Notably, clinical and psychosocial measures such as the ASI subscales including psychological, medical, drug, employment, family, and legal, did not reach statistical significance in this study. While these domains were often considered integral to comprehensive addiction assessments, their non-significance may reflect overlapping variance with stronger social predictors or the relatively short duration of follow-up. Other studies, such as that by Mar Gica et al. [34] showed these variables to be more predictive over longer follow-up periods or in larger, more diverse cohorts. It was possible that their effects mediated through more direct social determinants such as unemployment and marital disruption.

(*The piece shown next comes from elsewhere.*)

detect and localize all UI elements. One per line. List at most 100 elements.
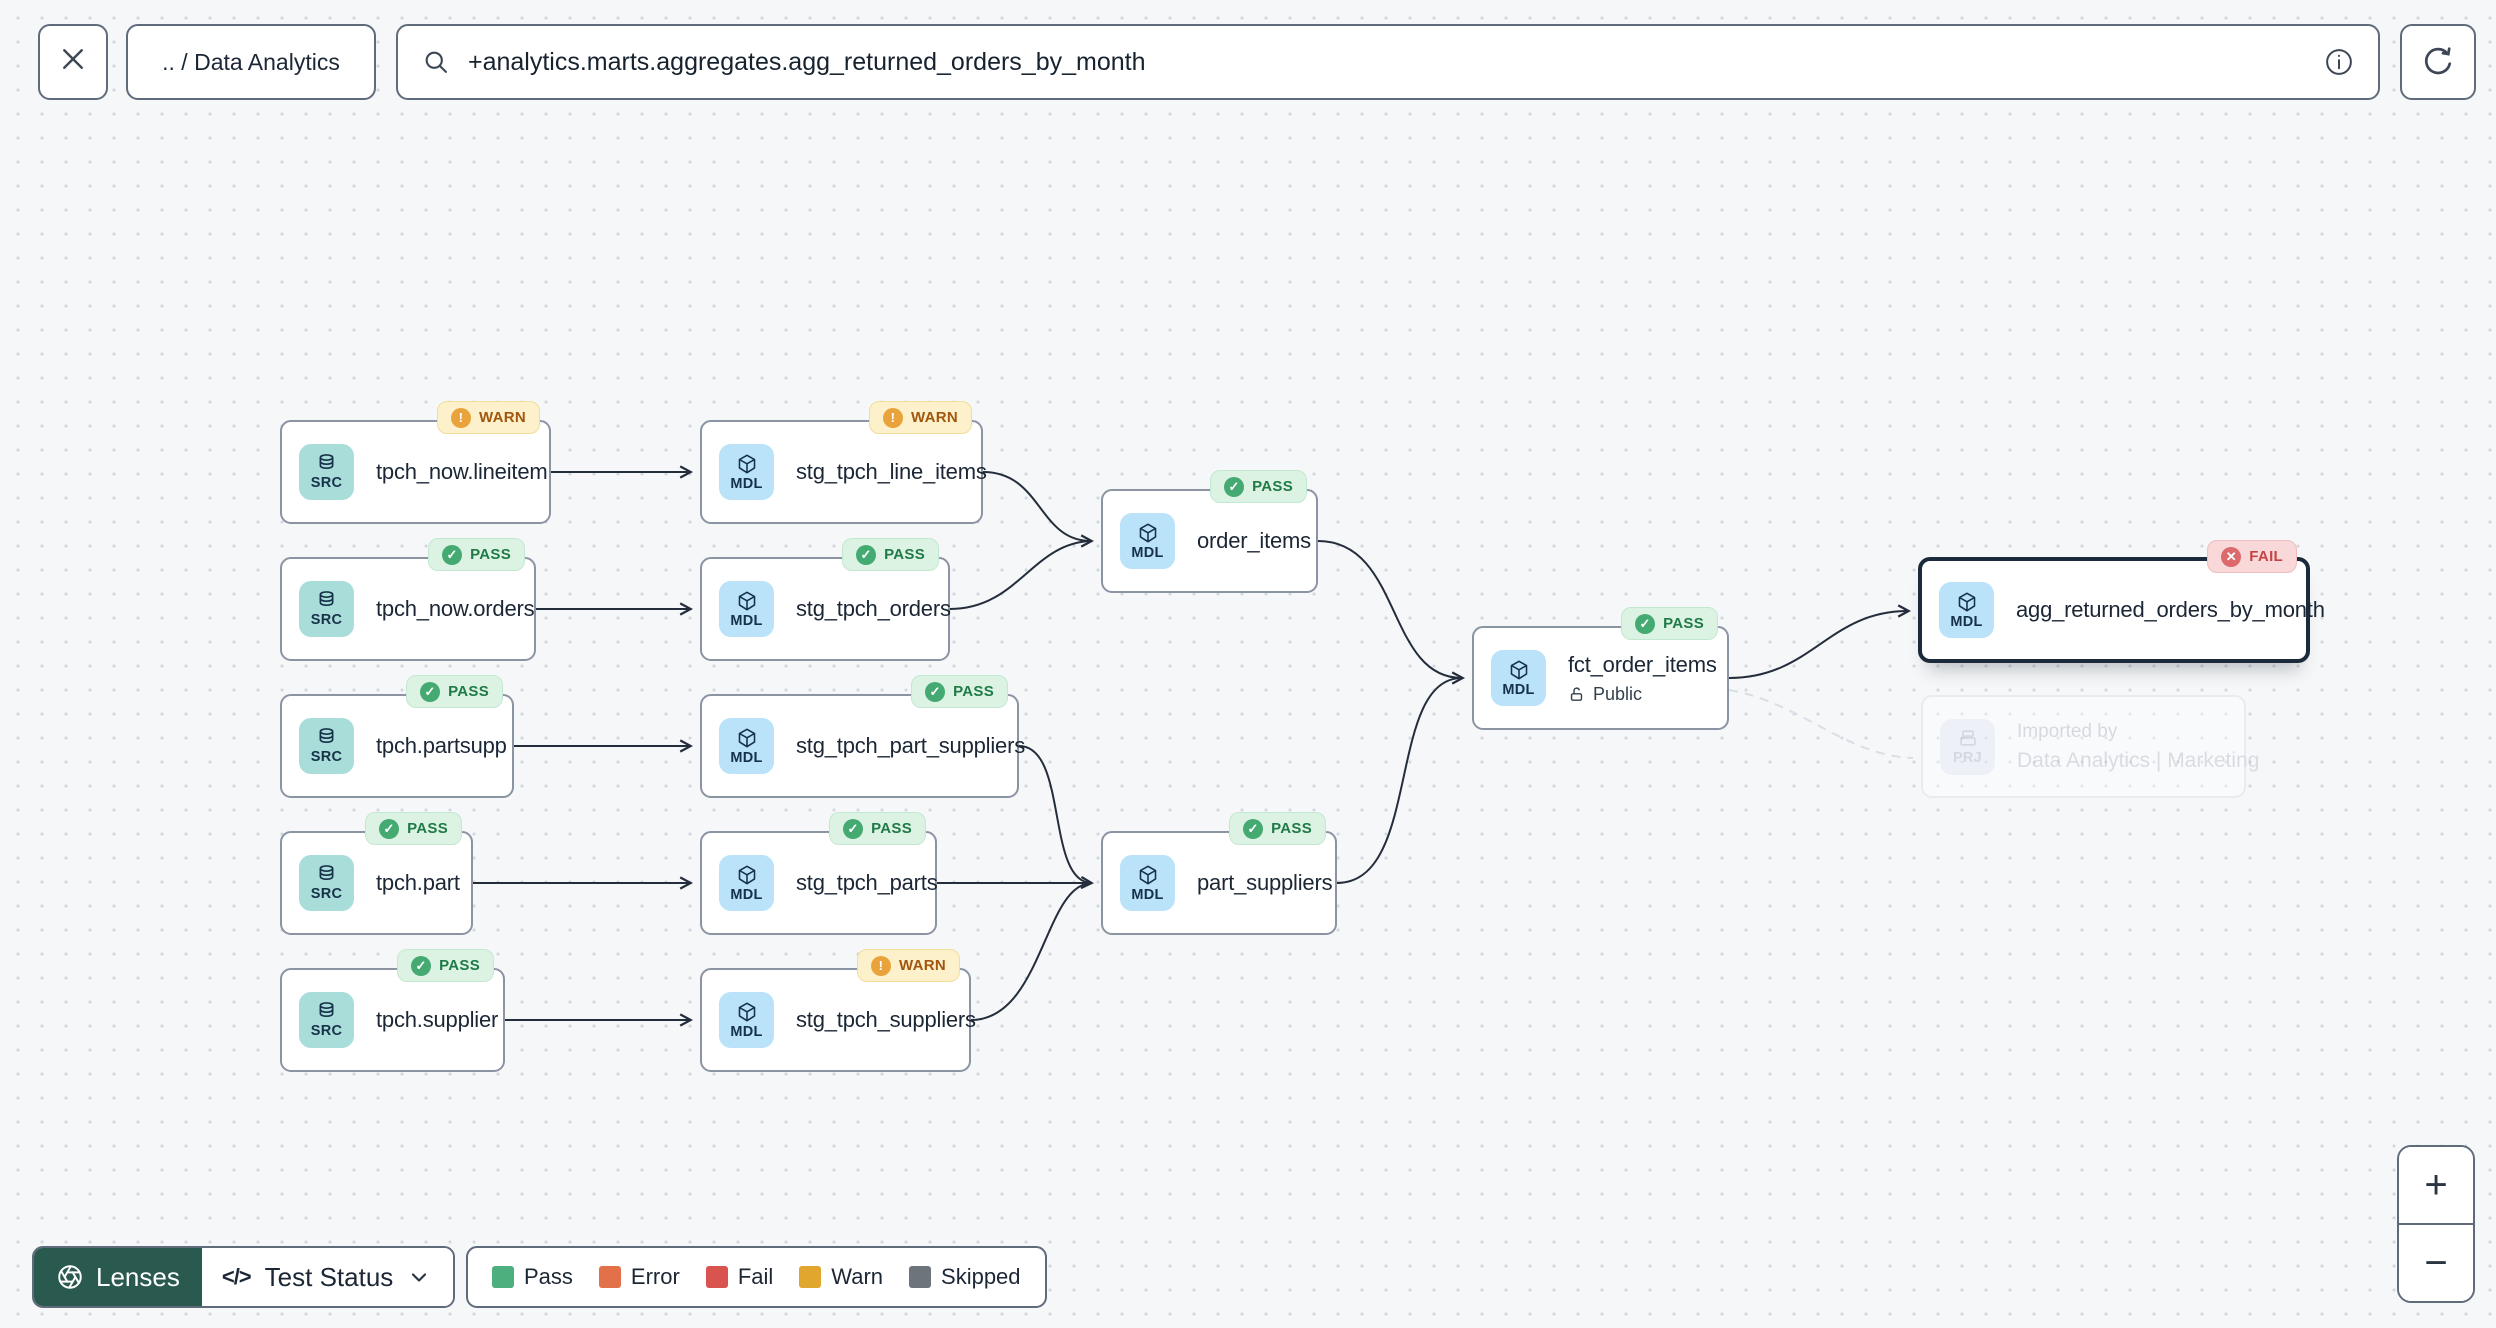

Future programs should integrate vocational assistance, health education, and family engagement to enhance recovery outcomes. Moreover, long-term follow-up and larger sample size were recommended to further delineate the complex interplay between psychosocial and clinical factors in sustaining recovery.
Limitations of the study included the non-randomized study design which would come second in terms of evidence following the more powerful randomized controlled study design.
Conducting this study in absence of OAT, no similar studies using psychotherapy interventions as single therapeutic modality against OUD were found that represents a challenge for us to compare our results with the results of similar studies. Efficacy of relapse prevention model was only assessed over short duration after psychotherapy intervention (at end of psychotherapy program) while further follow up assessments must be considered over long durations to be able to assess its accurate efficacy
Conclusions:
The study revealed that an integrated rehabilitation program was significantly effective in reducing relapse rates and improving the QoL of individuals with OUD. A significantly lower rate of recovery in both three months and six months indicated the effectiveness of the rehabilitation program in maintaining abstinence over time. A marked reduction in the ASI
Through multiple domains after six months, the positive impact of comprehensive treatment on addiction severity and the overall well-being of patients. There were substantial improvements in all aspects of QoL (physical health, psychological health, social interaction, and environmental quality), demonstrating the holistic benefits of the rehabilitation program.
The study indicated that the positive outcomes of the active treatment group were sustained over the six-month period, suggesting that integrated rehabilitation programs had a lasting impact on recovery from OUD.